Once a year, Hollywood tries to kill off TV by driving all gogglebox viewers past he point where boredom becomes catatonia. This year's Oscar awards show succeeded dismally. It was the longest ever televised, and its entertainment value fell somewhere between Jackpot Bowling and the little white blip that appears in the center of the screen after the set has been turned off. Part of the torpor is by now hereditary. What was new was the annual Oscar awards' spectacular morbidity. The night dragged on as a kind of animated obituary, part Beverly Hills and part Forest Lawn, which, it was suggested, may reflect the advancing years of many Academy members and their inevitable preoccupation with the last fadeout.

Preens & Pip-Squeaks. As is customary, lighting technicians and bodice padders mumbled gratitude to their angel mothers and all the wonderful, wonderful people in the cast. As usual, the songs were mediocre and sung badly. And as usual, the M.C.--Bob Hope this time brisk, professional and apparently a little bored-- was unable to tell enough jokes to bring to life the stupefying parade of pretty, smiling people introducing other pretty, smiling people.

A funereal mood chilled the after-dinner oratory. Clark Gable, the King was dead and the beloved Gary Cooper, close friends knew, was gravely ill with cancer Jimmy Stewart's emotional tribute as he accepted Coop's special Oscar (his third) set the tone; the old stars were waning and the pipsqueaks who shook Bob Hope's hand and smiled seemed unlikely to replace them. Briefly, it was not Hollywood being photographed--Hollywood struts and preens; it was a roomful of aging show people reminiscing about better days. The mood continued as Danny Kaye read the citation of a special Oscar for Stan Laurel, the old slapsticker. Laurel is ill, and was not present.

Wickedness & Wheezes. Liz Taylor beautifully ghastly after her severe siege of pneumonia and in no mood to hide it capped the evening by staggering gracefully onstage, supported by Husband Eddie Fisher, to accept her Best Actress award (nominally for the margarinal Butterfield 8 but actually, wise guys said for the pneumonia and for such past successes as Suddenly, Last Summer). Upstaged, Burt Lancaster meekly mumbled off with his Best Actor award (for Elmer Gantry). Earlier, Peter Ustinov (Spartacus) had received the award for Best Supporting Actor and had made the evening's only parsable acceptance speech Shirley Jones (Elmer Gantry) won the Oscar for Best Supporting Actress, and deserved another for her who-would-have-thought-that-little-me acceptance.

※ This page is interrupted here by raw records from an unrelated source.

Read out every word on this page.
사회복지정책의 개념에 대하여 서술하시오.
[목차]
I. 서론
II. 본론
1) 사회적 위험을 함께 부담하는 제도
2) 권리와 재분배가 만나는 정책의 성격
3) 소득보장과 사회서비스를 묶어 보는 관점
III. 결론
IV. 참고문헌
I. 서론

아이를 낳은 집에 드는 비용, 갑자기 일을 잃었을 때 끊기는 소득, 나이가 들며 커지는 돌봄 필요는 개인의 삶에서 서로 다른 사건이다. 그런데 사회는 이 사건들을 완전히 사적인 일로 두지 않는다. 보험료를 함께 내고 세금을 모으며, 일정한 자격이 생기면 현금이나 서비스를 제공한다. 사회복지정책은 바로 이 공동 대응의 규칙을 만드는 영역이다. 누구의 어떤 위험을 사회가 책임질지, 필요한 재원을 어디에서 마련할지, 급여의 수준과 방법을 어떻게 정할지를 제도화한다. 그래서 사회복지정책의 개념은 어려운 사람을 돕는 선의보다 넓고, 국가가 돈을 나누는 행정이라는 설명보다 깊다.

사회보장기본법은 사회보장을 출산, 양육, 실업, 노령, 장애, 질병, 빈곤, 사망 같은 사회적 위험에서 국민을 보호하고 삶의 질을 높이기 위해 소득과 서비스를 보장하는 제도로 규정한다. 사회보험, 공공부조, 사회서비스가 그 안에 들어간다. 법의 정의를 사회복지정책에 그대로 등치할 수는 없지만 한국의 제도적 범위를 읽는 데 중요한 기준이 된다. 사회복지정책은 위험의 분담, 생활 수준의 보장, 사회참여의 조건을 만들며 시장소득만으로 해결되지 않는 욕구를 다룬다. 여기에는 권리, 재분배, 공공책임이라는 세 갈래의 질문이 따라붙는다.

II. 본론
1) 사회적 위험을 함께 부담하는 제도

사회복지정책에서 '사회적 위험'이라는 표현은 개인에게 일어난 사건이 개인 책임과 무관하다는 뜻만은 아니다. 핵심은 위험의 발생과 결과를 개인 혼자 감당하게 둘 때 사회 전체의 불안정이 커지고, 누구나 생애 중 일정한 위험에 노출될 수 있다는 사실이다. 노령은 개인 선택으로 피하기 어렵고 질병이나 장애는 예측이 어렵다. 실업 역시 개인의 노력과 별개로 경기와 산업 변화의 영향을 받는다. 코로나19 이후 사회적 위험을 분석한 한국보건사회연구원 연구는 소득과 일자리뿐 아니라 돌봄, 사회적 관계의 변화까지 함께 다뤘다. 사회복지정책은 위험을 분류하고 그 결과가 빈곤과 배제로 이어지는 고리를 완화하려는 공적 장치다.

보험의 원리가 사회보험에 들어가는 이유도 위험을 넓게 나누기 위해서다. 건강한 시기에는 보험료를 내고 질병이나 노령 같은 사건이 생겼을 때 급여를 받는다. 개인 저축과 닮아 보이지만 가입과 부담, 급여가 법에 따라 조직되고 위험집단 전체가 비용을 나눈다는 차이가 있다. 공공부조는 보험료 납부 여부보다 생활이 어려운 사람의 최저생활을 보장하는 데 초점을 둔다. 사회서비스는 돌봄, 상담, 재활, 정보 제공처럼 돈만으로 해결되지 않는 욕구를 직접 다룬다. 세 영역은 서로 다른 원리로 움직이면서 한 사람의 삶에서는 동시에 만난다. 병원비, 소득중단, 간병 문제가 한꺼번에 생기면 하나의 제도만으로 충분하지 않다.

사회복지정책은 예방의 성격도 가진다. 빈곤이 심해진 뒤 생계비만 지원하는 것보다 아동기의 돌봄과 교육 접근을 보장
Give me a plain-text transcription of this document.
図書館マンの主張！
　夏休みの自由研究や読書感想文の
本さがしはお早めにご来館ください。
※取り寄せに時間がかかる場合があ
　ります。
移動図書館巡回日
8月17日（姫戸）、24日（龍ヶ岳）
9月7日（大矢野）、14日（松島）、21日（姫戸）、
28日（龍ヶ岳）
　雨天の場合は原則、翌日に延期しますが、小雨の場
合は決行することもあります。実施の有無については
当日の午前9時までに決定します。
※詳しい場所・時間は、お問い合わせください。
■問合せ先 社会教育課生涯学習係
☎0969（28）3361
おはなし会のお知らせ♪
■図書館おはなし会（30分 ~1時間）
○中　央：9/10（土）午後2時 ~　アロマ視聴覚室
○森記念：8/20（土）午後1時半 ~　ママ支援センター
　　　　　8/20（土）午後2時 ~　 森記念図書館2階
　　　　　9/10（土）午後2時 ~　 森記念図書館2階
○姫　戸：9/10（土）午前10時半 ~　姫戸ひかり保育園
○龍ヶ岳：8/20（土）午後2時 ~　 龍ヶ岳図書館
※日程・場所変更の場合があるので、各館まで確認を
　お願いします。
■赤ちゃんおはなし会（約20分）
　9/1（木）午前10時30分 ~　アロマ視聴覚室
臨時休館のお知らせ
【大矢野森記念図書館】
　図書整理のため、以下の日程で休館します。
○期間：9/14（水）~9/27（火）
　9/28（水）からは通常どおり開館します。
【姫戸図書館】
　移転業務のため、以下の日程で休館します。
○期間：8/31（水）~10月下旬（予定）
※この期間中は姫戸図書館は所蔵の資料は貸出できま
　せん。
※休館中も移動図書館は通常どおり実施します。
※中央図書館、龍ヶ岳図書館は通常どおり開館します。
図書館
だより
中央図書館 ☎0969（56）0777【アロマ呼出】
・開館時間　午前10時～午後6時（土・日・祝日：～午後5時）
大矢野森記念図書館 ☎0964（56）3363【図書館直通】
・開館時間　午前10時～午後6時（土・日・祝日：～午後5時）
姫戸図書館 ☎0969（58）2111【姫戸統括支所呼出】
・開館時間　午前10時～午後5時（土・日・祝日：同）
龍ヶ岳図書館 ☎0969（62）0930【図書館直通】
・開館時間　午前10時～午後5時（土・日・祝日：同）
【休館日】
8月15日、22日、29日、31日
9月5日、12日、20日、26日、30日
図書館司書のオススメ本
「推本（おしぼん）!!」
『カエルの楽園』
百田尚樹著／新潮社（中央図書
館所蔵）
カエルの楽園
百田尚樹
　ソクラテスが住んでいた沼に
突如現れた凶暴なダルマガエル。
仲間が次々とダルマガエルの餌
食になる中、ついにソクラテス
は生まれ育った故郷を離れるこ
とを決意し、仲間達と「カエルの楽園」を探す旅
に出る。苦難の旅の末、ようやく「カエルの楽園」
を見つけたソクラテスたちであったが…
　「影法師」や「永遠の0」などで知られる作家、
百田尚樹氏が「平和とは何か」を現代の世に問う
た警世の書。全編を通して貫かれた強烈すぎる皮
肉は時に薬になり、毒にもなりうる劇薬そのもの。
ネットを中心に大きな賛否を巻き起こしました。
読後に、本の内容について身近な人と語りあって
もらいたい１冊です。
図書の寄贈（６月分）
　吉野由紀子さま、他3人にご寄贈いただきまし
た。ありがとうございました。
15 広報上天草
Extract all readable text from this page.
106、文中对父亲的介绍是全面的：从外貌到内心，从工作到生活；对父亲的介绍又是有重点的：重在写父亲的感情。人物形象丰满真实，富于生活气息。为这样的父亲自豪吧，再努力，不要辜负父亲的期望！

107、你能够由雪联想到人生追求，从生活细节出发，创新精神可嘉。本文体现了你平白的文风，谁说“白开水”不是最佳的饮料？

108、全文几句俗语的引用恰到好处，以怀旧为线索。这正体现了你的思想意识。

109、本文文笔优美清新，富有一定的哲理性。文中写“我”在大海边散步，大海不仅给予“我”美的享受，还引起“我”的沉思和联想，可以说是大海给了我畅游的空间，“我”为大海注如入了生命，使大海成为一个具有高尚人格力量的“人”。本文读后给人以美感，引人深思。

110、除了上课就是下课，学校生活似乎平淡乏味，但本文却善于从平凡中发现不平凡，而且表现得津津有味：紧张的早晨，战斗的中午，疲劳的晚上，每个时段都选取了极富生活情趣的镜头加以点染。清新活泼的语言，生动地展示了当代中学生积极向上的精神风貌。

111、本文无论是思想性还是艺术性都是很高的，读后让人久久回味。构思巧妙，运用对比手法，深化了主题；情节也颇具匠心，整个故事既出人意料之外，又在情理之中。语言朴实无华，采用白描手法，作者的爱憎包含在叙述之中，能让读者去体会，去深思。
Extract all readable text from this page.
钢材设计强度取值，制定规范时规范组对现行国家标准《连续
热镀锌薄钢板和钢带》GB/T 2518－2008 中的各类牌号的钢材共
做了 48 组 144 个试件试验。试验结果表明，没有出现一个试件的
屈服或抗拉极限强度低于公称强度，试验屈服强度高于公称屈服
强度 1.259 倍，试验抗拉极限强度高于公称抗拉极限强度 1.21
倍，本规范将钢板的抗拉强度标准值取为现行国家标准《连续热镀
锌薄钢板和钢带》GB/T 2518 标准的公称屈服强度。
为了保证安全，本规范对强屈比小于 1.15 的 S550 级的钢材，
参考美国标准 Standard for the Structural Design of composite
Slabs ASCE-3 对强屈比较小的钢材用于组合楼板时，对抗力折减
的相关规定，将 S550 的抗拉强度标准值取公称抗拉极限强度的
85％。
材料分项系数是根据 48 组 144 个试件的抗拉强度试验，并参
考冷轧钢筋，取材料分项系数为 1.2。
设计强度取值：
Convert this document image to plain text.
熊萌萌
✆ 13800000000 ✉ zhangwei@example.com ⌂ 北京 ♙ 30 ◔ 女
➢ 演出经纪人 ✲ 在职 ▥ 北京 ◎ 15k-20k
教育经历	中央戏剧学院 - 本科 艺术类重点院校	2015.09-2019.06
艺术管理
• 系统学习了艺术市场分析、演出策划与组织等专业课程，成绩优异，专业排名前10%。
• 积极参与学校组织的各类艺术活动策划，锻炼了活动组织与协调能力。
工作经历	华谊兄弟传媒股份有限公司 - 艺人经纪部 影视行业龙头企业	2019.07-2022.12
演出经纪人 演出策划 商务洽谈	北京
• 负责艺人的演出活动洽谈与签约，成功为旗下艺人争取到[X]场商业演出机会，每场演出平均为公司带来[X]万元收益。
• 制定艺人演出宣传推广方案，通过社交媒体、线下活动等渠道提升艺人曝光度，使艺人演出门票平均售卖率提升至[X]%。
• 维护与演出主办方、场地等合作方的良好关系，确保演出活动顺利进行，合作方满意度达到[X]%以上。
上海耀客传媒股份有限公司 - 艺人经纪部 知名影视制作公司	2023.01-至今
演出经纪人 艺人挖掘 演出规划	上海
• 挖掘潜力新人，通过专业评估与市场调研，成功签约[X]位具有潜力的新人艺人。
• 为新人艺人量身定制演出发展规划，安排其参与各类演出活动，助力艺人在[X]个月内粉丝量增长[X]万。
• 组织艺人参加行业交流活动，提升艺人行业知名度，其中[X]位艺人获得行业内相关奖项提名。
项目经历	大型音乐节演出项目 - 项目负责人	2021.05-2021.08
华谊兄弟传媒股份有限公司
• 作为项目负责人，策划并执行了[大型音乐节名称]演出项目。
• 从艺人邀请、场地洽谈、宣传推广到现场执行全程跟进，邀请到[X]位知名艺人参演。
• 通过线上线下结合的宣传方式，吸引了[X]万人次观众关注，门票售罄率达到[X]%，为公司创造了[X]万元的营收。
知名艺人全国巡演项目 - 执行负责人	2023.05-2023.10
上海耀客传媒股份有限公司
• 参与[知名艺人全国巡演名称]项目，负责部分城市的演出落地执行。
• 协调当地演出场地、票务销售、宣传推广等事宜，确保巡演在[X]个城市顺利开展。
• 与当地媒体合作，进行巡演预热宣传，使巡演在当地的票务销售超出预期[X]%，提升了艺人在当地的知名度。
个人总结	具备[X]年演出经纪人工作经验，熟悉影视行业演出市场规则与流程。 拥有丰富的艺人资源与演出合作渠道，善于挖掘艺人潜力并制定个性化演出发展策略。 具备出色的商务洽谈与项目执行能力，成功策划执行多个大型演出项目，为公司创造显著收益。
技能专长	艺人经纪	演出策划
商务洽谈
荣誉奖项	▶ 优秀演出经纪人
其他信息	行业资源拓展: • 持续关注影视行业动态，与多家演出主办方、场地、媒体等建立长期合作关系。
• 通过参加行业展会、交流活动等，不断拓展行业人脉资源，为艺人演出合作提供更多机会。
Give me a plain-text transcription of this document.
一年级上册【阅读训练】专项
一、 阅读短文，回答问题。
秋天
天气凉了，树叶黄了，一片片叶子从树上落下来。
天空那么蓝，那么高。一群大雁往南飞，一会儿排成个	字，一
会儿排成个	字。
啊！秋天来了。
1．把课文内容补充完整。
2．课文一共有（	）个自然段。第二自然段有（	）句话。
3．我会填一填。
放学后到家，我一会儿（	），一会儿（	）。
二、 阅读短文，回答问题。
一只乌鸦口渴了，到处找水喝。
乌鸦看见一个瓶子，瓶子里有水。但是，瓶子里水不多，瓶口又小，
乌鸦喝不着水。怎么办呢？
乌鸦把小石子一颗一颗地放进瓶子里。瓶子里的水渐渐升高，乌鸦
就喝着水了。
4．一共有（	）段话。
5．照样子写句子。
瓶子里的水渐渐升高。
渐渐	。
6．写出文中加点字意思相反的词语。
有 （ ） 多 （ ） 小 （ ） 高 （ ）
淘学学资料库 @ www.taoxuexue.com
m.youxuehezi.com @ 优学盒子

It was a difficult evening, but some time during the long, long night Hollywood passed its crisis. Within hours everyone was cocky. Director Billy Wilder, who won the Best Picture, Best Original Writing (with I.A.L. Diamond) and Best Directing awards for The Apartment wired wickedly to Nominee Shirley MacLaine, with Liz Taylor's tracheotomy in "You may not have a hole in your windpipe, but we love you anyway " And Actress Taylor, noticeably less shaky at a post-Oscar party than she had been earlier, thoughtfully assessed Butterfield 8: "I still think it's a piece of obscenity."